13. Comment s’inscrit votre contestation dans les problématiques européennes ?

Un des grands problèmes, c’est l’Union européenne. Par exemple, en décembre 2012, six mois avant Gezi, j’ai demandé une réunion au Consul général français sur Taksim. Tous les consulats sont à Taksim. Il y avait douze consuls généraux, dont onze de l’UE, plus la Suisse. J’ai expliqué ce qui se passait, ils n’étaient au courant de rien, alors que les tunnels s’ouvraient devant chez eux. J’ai demandé : « Pourquoi ne contrôlez-vous pas si les accords de la Turquie sont conformes à ce projet ? Ça concerne Istanbul ». Le Consul allemand a répondu : « La seule chose qui nous intéresse, c’est la sécurité ». J’ai dit : « Alors, on va devoir défendre les valeurs européennes malgré les Européens ». Et ils n’ont rien fait. Le sujet de la Turquie dans l’Europe est devenu un sujet de politique intérieure des pays. Six mois avant Gezi, Noam Chomsky était là, je lui ai raconté l’histoire, il a été intéressé par tous les détails. Chomsky avec Gezi ? Il a vu le lien, ce qui est universel dans le local.

14. Qu’en est-il du rapport aux nationalités dans ce mouvement ?

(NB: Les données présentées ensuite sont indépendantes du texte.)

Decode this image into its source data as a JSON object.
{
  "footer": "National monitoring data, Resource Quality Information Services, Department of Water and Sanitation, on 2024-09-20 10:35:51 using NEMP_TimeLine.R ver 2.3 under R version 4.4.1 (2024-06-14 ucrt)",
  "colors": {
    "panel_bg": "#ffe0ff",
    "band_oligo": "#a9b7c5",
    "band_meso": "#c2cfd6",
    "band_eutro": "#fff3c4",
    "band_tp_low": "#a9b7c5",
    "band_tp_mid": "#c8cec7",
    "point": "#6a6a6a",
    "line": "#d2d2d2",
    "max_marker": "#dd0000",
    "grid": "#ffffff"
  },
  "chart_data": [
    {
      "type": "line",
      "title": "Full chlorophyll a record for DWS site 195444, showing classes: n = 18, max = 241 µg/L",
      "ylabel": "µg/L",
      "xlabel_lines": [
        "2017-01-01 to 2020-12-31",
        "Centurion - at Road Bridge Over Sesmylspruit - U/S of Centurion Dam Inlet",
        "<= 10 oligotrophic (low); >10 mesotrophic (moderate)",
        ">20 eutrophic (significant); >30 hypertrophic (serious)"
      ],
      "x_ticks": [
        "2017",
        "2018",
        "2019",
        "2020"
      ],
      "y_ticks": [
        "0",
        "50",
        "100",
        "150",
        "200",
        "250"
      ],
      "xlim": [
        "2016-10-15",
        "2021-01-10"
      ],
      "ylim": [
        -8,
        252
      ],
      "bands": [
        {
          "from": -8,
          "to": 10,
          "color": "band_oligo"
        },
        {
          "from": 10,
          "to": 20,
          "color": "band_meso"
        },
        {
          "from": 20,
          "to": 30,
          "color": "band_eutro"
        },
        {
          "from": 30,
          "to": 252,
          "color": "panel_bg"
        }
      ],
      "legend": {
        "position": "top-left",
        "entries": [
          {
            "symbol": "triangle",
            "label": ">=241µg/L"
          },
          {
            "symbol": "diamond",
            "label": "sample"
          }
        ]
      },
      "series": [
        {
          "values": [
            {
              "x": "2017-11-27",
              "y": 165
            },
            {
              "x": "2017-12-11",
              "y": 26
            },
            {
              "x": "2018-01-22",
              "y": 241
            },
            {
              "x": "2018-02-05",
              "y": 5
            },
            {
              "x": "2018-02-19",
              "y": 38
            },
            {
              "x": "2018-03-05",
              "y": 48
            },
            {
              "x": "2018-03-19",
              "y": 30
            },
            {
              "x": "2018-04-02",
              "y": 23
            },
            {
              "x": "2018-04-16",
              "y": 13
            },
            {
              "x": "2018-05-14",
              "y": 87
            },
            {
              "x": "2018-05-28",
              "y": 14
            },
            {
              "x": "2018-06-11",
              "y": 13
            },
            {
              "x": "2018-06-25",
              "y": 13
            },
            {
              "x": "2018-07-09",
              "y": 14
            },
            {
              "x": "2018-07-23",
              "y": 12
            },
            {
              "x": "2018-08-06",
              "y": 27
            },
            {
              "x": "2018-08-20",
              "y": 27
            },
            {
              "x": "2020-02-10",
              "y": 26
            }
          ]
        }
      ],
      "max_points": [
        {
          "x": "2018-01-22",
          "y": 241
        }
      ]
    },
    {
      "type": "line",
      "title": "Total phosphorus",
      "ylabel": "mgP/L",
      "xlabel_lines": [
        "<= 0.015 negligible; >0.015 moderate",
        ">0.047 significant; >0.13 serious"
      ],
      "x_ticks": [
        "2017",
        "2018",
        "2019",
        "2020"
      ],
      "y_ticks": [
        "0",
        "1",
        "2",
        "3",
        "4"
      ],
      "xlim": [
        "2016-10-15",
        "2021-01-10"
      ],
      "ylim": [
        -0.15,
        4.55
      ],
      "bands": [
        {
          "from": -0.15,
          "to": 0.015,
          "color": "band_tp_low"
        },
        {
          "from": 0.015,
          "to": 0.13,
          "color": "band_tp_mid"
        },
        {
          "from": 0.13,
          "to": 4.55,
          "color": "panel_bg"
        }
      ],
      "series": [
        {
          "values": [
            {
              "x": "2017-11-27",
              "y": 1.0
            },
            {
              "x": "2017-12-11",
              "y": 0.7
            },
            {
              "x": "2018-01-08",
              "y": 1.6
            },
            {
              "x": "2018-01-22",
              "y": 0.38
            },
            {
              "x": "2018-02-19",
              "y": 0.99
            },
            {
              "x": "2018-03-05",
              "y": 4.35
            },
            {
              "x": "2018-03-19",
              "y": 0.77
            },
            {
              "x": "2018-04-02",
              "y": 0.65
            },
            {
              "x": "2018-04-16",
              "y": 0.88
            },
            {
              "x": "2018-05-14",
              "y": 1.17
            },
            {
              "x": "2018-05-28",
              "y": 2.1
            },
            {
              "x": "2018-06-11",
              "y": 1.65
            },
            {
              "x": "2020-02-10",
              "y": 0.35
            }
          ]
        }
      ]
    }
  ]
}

Pour ma part, j’apprécie beaucoup les films de Serge Avedikian : Chiens de vie, sur l’extermination des chiens d’Istanbul, en relation avec le génocide arménien. Et un film sur Paradjanov (l’auteur de La Couleur de la grenade). Dans le mouvement, il y avait à la fois des Kurdes et des nationalistes turcs. Ce n’était pas un mouvement anti-nationaliste, on ne peut mettre aucune idéologie sur Gezi. Il faut en donner l’esprit (« the spirit »). Il faut aussi voir qu’Erdogan n’est pas un bon leader. Un vrai leadership doit faire preuve de réactivité pour faire un pas en arrière ; or il a toujours mal géré les crises.
En 2011, on a fait notre première réunion le 26 juin ; le 27 l’armée turque a bombardé trente-cinq de ses citoyens turcs dans un village kurde à la frontière. Ce n’étaient même pas des trafiquants, il y avait des enfants de douze ans. C’est là qu’on a eu le bon sens de rester en disant « On va continuer sans changer de focus ». Ils disaient que c’étaient des trafiquants, alors que l’armée s’était tout simplement trompée. Ils ont tué trente-cinq personnes, et le village a disparu. Une chose pareille, est-ce que ça se fait en Europe ? Mais après le parc, un tweeter, deux facebook, et tout le monde est au courant, même si le parallèle avec Tahrir n’est pas pour autant justifié. Il y a un clivage entre citadins et ruraux dans le pays lui-même. Mais Gezi était une cause juste au sens d’ « innocente ». Du simple fait qu’il puisse exister une violence des « terroristes » kurdes, tout le monde dit « On ne s’en mêle pas ». Mais pour le parc, là, tout le monde comprend, c’est un fondement de persuasion plus facile. C’est la même chose pour les mouvements écologistes.